Lewaa Al-Thawra surfaced soon after Hasm. Its first operation was staged on 21 August 2016 when two policemen were killed and three others injured alongside two civilians in Sadat City.
The weapons used by Hasm and Lewaa Al-Thawra, ranked in order of frequency, are firearms (used in four attacks), explosive devices (three attacks) and booby-trapped vehicles (two attacks). The two organisations target government officials – most notably police and judges – and some public figures.
The ability of these organisations to launch attacks has declined in the last six months. The last operation staged by Hasm, which is more effective than Lewaa Al-Thawra, targeted police vehicles on the Autostrade in Maadi in the last quarter of 2017.
The decline is due to security strikes against the headquarters and members of these organisations. Most recently their activities have been limited to statements posted on social media, which makes the chances of a violent response to COS from these organisations in the Nile Valley and the Delta very weak though the possibility of a lone wolf attack against security personnel cannot be discounted.
Several Al-Qaeda affiliates have increased their presence in Egypt in 2017. They include Murabitoun, Ansar Al-Islam and Jund Al-Islam, the first two based in the Western Desert and the third in North Sinai.
Murabitoun is led by a former army officer, Hisham Ashmawi, a one time member of Ansar Beit Al-Maqdis who left after the group declared its allegiance to IS in 2014.
In creating Murabitoun Ashmawi reasserted his and his followers’ organisational affiliation with Al-Qaeda and their allegiance to Ayman Al-Zawahiri. The group relocated abroad, eventually ending up in Libya, close to Derna, some 200km from Egypt’s western border. They refocused their activities from Sinai to the Western Desert, making use of Ashmawi’s knowledge of the area. (Before his discharge from the army Ashmawi served as a commando officer in Farafra Oasis).
In October 2017 the Western Desert was the scene of violent clashes between security forces and extremists. Sixteen members of the security forces were killed and 13 wounded in Bahareya Oasis. A new organisation, Ansar Al-Islam, claimed responsibility for the attack. In its declaration the group announced the death of Emad Abdel-Hamid, a Murabitoun commander, suggesting some link between the two and leading to speculation Ansar Al-Islam was the result of a merger between some members of IS and Murabitoun.
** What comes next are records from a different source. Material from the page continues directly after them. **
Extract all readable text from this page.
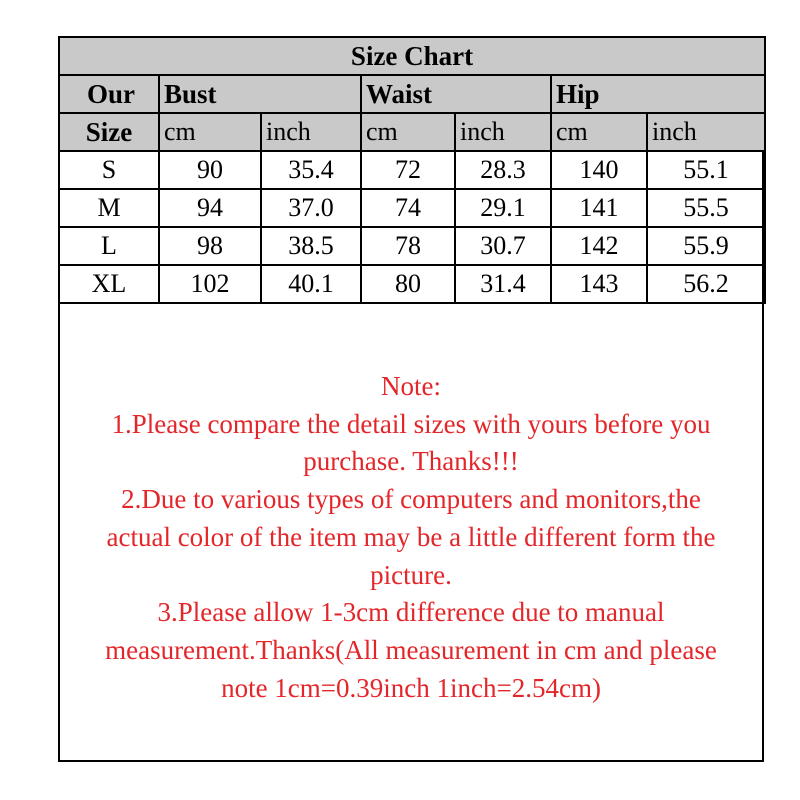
Size Chart						
Our	Bust		Waist		Hip	
Size	cm	inch	cm	inch	cm	inch
S	90	35.4	72	28.3	140	55.1
M	94	37.0	74	29.1	141	55.5
L	98	38.5	78	30.7	142	55.9
XL	102	40.1	80	31.4	143	56.2
Note:
1.Please compare the detail sizes with yours before you
purchase. Thanks!!!
2.Due to various types of computers and monitors,the
actual color of the item may be a little different form the
picture.
3.Please allow 1-3cm difference due to manual
measurement.Thanks(All measurement in cm and please
note 1cm=0.39inch 1inch=2.54cm)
Although COS has not yet targeted Al-Qaeda affiliates in the Western Desert this does not rule out the possibility of a retaliatory attack by one or another of these organisations. Both Murabitoun and Ansar Al-Islam are well-trained and possess weapons. The groups’ familiarity with the areas in which they operate makes any reaction on the part of these terrorist organisations potentially dangerous.
Jund Al-Islam is an Al-Qaeda affiliate that first surfaced in northern Sinai in 2012. It has staged a single terrorist attack, against the military intelligence building in Rafah in 2013, killing and wounding several soldiers. In 2015 the organisation released a video showing its fighters undertaking training exercises. It then disappeared, only to resurface on 11 November 2017 when it issued an audio recording with the title “Al-Baghdadi’s kharijites target Muslims and besiege Gaza”.
“Kharijites” is a synonym for heretics. The recording contained explicit threats against Ansar Beit Al-Maqdis and Jund Al-Islam may well be eyeing a role for itself in Sinai in the post-IS period. For the moment, however, the likelihood of any retaliatory response from Jund Al-Islam is low.